Now, let’s compare the performance of our thresholded classifier with the original unmitigated model.

compare_metricframe_results(
    metricframe_unmitigated,
    metricframe_postprocess,
    metrics=metrics_to_report,
    names=["Unmitigated", "PostProcess"],
)

metricframe_postprocess.by_group[metrics_to_report].plot.bar(
    subplots=True, layout=[1, 3], figsize=[12, 4], legend=None, rot=0
)

array([[<Axes: title={'center': 'balanced_accuracy'}, xlabel='SEX'>,
        <Axes: title={'center': 'false_positive_rate'}, xlabel='SEX'>,
        <Axes: title={'center': 'false_negative_rate'}, xlabel='SEX'>]],
      dtype=object)

We see that the ThresholdOptimizer algorithm achieves a much lower disparity between the two groups compared to the unmitigated model. However, this does come with the trade-off that the ThresholdOptimizer achieves a lower balanced_accuracy score for male applicants.

Reductions approach to unfairness mitigation#

In the previous section, we took a fairness-unaware model and used the ThresholdOptimizer to transform the model’s decision boundary to satisfy our fairness constraints. One key limitation of the ThresholdOptimizer is needing access to our sensitive_feature during prediction time.

In this section, we will use the reductions approach of Agarwal et. al (2018) [9] to produce models that satisfy the fairness constraint without needing access to the sensitive features at deployment time.

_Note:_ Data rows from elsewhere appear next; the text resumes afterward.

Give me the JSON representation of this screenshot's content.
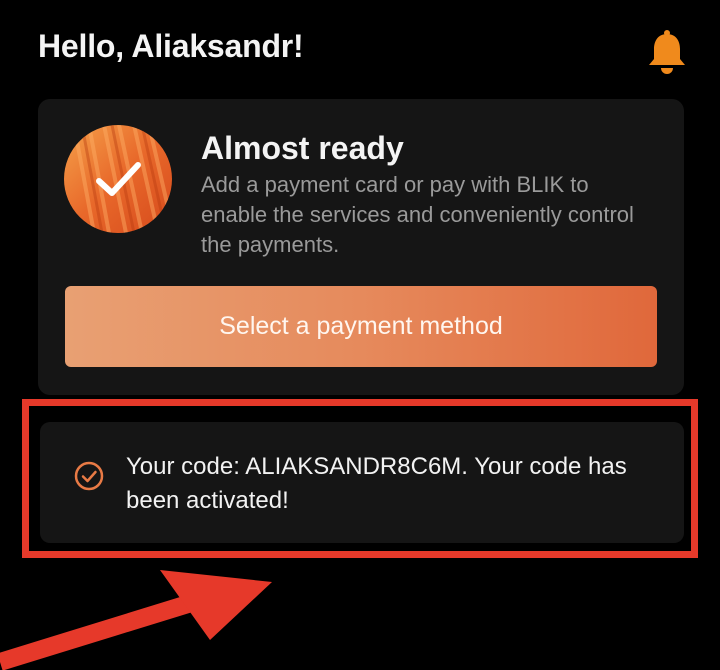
{
  "header": {
    "greeting": "Hello, Aliaksandr!",
    "notification_icon": "bell-icon"
  },
  "setup_card": {
    "avatar_icon": "checkmark-icon",
    "title": "Almost ready",
    "description": "Add a payment card or pay with BLIK to enable the services and conveniently control the payments.",
    "button_label": "Select a payment method"
  },
  "code_notice": {
    "icon": "check-circle-icon",
    "message": "Your code: ALIAKSANDR8C6M. Your code has been activated!"
  },
  "annotation": {
    "highlight_color": "#e6392a",
    "arrow_icon": "arrow-icon"
  },
  "colors": {
    "accent": "#f08a3c",
    "button_gradient_start": "#e8a073",
    "button_gradient_end": "#e0683b",
    "background": "#000000",
    "card": "#151515"
  }
}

The main reduction algorithm in Fairlearn is ExponentiatedGradient. The algorithm creates a sequence of re-weighted datasets and retrains the wrapped classifier on each of the datasets. This re-training process is guaranteed to find a model that satisfies the fairness constraints while optimizing the performance metric.

The model returned by ExponentiatedGradient consists of several inner models, returned by a wrapped estimator.

To instantiate an ExponentiatedGradient model, we pass in two parameters:

a base estimator (object that supports training)
fairness constraints (object of type fairlearn.reductions.Moment)

When passing in a fairness constraint as a Moment, we can specify an epsilon value representing the maximum allowed difference or ratio between our largest and smallest value. For example, in the below code, EqualizedOdds(difference_bound=epsilon) means that we are using EqualizedOdds as our fairness constraint, and we will allow a maximal difference of epsilon between our largest and smallest equalized odds value.

def get_expgrad_models_per_epsilon(estimator, epsilon, X_train, y_train, A_train):
    """Instantiate and train an ExponentiatedGradient model on the
    balanced training dataset.

    Parameters
    ----------
    Estimator: Base estimator to contains a fit and predict function.
    Epsilon: Float representing maximum difference bound for the fairness Moment constraint

    Returns
    -------
    Predictors
        List of inner model predictors learned by the ExponentiatedGradient
        model during the training process.

    """
    exp_grad_est = ExponentiatedGradient(
        estimator=estimator,
        sample_weight_name="classifier__sample_weight",
        constraints=EqualizedOdds(difference_bound=epsilon),
    )
    # Is this an issue - Re-runs
    exp_grad_est.fit(X_train, y_train, sensitive_features=A_train)
    predictors = exp_grad_est.predictors_
    return predictors

Because the performance-fairness trade-off learned by the ExponentiatedGradient model is sensitive to our chosen epsilon value, we can treat epsilon as a hyperparameter and iterate over a range of potential values. Here, we will train two ExponentiatedGradient models, one with epsilon=0.01 and the second with epsilon=0.02, and store the inner models learned through each of the training processes.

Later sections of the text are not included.